The well-armed gangs have attacked key infrastructure in recent days, including two prisons, allowing the majority of their 3,800 inmates to escape.

Along with some ordinary Haitians, the gangs are seeking the resignation of Prime Minister Henry, who was due to leave office in February but instead agreed to a power-sharing deal with the opposition until new elections are held.

The United States has asked Henry to enact urgent political reform to prevent further escalation. But he was in Kenya when the violence broke out and is now reportedly stranded in the U.S. territory of Puerto Rico.

After months of delays, the U.N. Security Council finally gave its green light in October for a multinational policing mission led by Kenya, but that deployment has been stalled by Kenyan courts.
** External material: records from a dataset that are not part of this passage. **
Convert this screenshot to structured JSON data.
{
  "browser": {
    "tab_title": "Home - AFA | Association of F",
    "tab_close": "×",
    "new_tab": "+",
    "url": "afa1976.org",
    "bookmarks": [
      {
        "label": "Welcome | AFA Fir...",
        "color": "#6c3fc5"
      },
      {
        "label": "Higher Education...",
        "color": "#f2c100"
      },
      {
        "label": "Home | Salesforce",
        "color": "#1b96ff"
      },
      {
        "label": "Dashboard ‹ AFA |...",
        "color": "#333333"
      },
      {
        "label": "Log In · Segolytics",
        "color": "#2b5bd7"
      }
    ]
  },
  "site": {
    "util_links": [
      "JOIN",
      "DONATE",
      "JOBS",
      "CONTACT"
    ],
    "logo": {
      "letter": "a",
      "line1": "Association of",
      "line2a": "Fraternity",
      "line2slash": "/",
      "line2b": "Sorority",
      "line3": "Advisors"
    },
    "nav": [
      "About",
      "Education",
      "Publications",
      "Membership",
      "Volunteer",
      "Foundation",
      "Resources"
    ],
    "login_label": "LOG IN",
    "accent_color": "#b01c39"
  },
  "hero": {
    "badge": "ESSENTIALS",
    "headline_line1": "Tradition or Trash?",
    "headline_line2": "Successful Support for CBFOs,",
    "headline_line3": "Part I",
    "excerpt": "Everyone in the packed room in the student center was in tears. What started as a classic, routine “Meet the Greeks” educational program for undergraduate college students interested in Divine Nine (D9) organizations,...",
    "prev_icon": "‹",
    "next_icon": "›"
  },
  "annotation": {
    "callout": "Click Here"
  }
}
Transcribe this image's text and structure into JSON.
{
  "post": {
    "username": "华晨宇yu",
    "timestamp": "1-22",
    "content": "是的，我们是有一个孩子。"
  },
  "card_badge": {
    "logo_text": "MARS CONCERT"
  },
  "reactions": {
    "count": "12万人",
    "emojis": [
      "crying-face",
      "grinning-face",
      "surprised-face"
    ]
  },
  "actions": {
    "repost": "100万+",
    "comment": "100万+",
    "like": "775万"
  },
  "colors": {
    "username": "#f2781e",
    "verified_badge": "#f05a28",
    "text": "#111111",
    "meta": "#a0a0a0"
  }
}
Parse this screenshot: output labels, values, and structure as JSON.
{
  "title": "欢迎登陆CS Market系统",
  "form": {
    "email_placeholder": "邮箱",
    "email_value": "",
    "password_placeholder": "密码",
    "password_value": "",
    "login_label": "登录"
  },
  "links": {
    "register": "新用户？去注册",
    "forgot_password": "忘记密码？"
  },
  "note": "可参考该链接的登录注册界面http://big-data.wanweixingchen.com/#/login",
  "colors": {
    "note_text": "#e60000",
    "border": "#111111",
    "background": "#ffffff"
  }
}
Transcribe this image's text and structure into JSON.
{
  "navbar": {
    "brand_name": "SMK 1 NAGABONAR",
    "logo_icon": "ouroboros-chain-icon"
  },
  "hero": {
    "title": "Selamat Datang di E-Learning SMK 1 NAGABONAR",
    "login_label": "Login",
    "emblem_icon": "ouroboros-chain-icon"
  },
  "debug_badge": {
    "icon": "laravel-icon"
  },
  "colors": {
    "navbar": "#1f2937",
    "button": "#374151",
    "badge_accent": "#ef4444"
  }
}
Port-au-Prince and western Haiti have been placed under a month-long state of emergency and a nighttime curfew was in effect until Monday, though it was unlikely overstretched police could enforce it.

‘Running away’

In Port-au-Prince, Filienne Setoute told AFP how she had worked for the Ministry of Social Affairs and Labor for more than 20 years.

That job, she said, meant she “was able to build my own house. But now here I am, homeless. I’m fleeing without knowing where to go, it’s an abuse.”

“We haven’t been able to sleep since last night,” she added. “We’re running away.”

Haiti’s airport remained closed while the main port — a key point for food imports — reported looting since suspending services on Thursday, despite efforts to set up a security perimeter.

“If we cannot access those containers (full of food), Haiti will go hungry soon,” the NGO Mercy Corps warned in a statement.

CARICOM, an alliance of Caribbean nations, has summoned envoys from the United States, France, Canada and the United Nations to a meeting Monday in Jamaica to discuss the violence.

Guyana’s President Irfaan Ali said the meeting would take up “critical issues for the stabilization of security and the provision of urgent humanitarian assistance.”

The violence is threatening the country’s most vulnerable, including pregnant women and survivors of sexual violence, as the health system collapses.

Branchat, of IOM, deplored gang attacks on hospitals and “dire” lack of mental health services.

“Some hospitals have been run over by gangs and had to evacuate staff and patients, including newborns,” he said.

“Medical professionals across the capital are sounding the alarm as their capacity to deliver even the most basic medical services is severely diminished.”